Planning periods are defined by the parameters model_year and model_first_planning_year. The model year is used to calculate hourly demand, fuel prices, and existing generators (if any are retired due to age). Costs for new-build resources in each planning period are determined using the full span from the first year of a planning period through the model year.

Additional parameters that are important when defining a model include the dollar year that all costs should be converted to (target_usd_year) and the timezone that generation/demand will be presented in (utc_offset). For reference, the Eastern time zone is UTC -5 and Pacific is UTC -8.

Extra inputs

Some inputs for PowerGenome are supplied in extra CSV files, stored in the extra_inputs folder (at the same directory level as the settings).

Scenarios

PowerGenome is set up to provide inputs for multiple scenarios/cases. scenario_descriptions_fn defines the scenarios that are used to vary parameter values in each model year.

NOTE: The scenario description file has a "year" column that corresponds to values in the model_year parameter, and a "case_id" column that will be used to name output folders.`

User supplied time series

Users can supply time series data for distributed generation profiles(distributed_gen_profiles_fn), flexible demand resources (demand_response_fn), and load (regional_load_fn) for each region.
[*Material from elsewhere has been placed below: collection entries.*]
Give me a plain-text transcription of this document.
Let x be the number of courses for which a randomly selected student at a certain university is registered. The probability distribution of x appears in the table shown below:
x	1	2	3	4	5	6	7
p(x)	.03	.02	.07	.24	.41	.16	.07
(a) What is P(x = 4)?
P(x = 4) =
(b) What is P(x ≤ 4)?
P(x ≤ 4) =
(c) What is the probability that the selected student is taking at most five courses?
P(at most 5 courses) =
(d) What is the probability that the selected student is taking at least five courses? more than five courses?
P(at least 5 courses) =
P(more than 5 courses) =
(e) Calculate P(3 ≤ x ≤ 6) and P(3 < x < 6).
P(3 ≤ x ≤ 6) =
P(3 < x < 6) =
PowerGenome can supply all inputs except for distributed generation profiles.

NOTE: Any user supplied time series data will need to align with the model regions specified in model_regions.

If regional demand is supplied by the user and it already includes the flexible/demand response load, then the parameter regional_load_includes_demand_response should be set to true.

Generators

PowerGenome doesn't supply all inputs for generator operations. Parameters such as the minimum power for new resources, ramp rates, and minimum up/down time are provided in misc_gen_inputs_fn. Any capacity limits for resources within each region and any interconnection distance/cost is in capacity_limit_spur_fn.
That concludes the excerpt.